Time to Read: 6 minutes
There has been much publicity around the state of the hearing industry over the past two years and the high prices some clinics charge for their hearing aids. While this is true in many cases, it is not a complete picture of the industry. It has also opened the door for a few unscrupulous predators to come into the market preying on people’s perception that hearing aids are generally overpriced in Australia.
Low cost Hearing Aids with a major catch!
These things aren’t Hearing Aids at all!
Several online providers have started advertising hearing aids for as low as $119 each including shipping. These devices look like hearing aids to you, the consumer, and are advertised as hearing aids, but actually aren’t hearing aids at all. For instance, one online spa company, yes spa with water and jets etc., was actually selling “hearing aids” online which you can obtain online from Alibaba for $13.95 at $120 each. They even claim these devices work as well as hearing aids thousands of dollars dearer. They proudly gave you a laughable 7 day money back guarantee, which is not even enough time to receive, try and return the devices!
These days the amount of companies on Facebook selling "hearing aids" directly for less than $200, are increasing adn by the comments on their ads it looks like many consumers are highly interested. They often use real hearing aid related imagery in the aids, but they sell something different. Their hope is that the price is low enough for you not to bother with returning them or alternatively make the return process to difficult to bother with. This is concerning for a number of reasons.
The claims, that these low priced “hearing aids” work as well as more expensive models, would be fantastic if this was in fact true, but unfortunately we seem to have entered the domain of the snake oil salesman. What these retailers are in fact selling are Personal Sound Amplification Products (PSAPs) and not even quality ones at that. These are devices that look like hearing aids, but are not regulated medical devices. They are generally built for one function: to make everything louder for people without hearing loss. But they aren’t set to a person’s specific hearing loss. If fitted without medical guidance, they have been known in some instances to cause immediate damage. They often don’t have the level lowering protection mechanisms that hearing aids have, and so may actually add to your hearing loss over time as well.
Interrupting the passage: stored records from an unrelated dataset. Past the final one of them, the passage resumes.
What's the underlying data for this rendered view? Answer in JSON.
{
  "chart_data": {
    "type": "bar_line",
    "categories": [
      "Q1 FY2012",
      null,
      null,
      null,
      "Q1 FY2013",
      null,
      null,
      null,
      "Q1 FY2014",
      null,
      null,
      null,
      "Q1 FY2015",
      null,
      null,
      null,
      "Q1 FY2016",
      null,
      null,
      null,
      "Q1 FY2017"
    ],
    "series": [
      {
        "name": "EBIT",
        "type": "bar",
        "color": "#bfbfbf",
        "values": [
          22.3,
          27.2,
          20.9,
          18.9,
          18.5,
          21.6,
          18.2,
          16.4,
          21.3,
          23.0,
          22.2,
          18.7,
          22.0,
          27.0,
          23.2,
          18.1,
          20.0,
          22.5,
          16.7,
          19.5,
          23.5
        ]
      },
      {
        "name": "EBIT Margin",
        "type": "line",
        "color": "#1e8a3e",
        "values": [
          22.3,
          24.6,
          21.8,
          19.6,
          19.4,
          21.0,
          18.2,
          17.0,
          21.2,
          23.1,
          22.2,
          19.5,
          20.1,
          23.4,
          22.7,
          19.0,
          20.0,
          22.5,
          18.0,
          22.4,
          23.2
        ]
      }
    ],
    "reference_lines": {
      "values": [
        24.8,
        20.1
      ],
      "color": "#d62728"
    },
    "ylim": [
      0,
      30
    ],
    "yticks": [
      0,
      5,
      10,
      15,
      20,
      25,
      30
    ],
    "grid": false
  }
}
A major concern here is that a person with hearing loss, unaware of the performance differences between a hearing aid and PSAP, might try a PSAP, thinking it is a hearing aid. You might find the performance, fit and sound quality highly unsatisfactory. This experience may then result in you deciding that hearing aids do not work. This could lead you to miss out on the opportunity of benefiting from the quality of life improvements that properly selected and fitted TRUE hearing aids can bring. Now that untreated hearing loss is also more strongly correlated to cognitive decline, the importance of good hearing aids has significantly higher as well.
As with everything else in life, there are different quality levels of PSAPS. Those costing less than $300 each are generally poorer quality, while those costing over $300 tend to have better sound quality and even some noise reduction built in. The key difference factor between a hearing aid and PSAP is that generally PSAPs cannot be adjusted to your hearing loss configuration. They do, however, often have volume controls, so don’t confuse this with suitability for hearing loss.
Some companies use higher quality PSAP advertised as hearing aids priced at $349 each to get you to visit their site. They then have higher cost models available with better features. Their highest cost model is actually an unknown brand basic hearing aid which is priced similarly to a quality brand name basic hearing aids that can be obtained locally at an audiologist. So you could end up paying the same price online for a no name brand hearing aid, without the 3 year warranty and professional care that goes with getting a true hearing aid from an audiologist.
So this is indeed a case of buyer beware!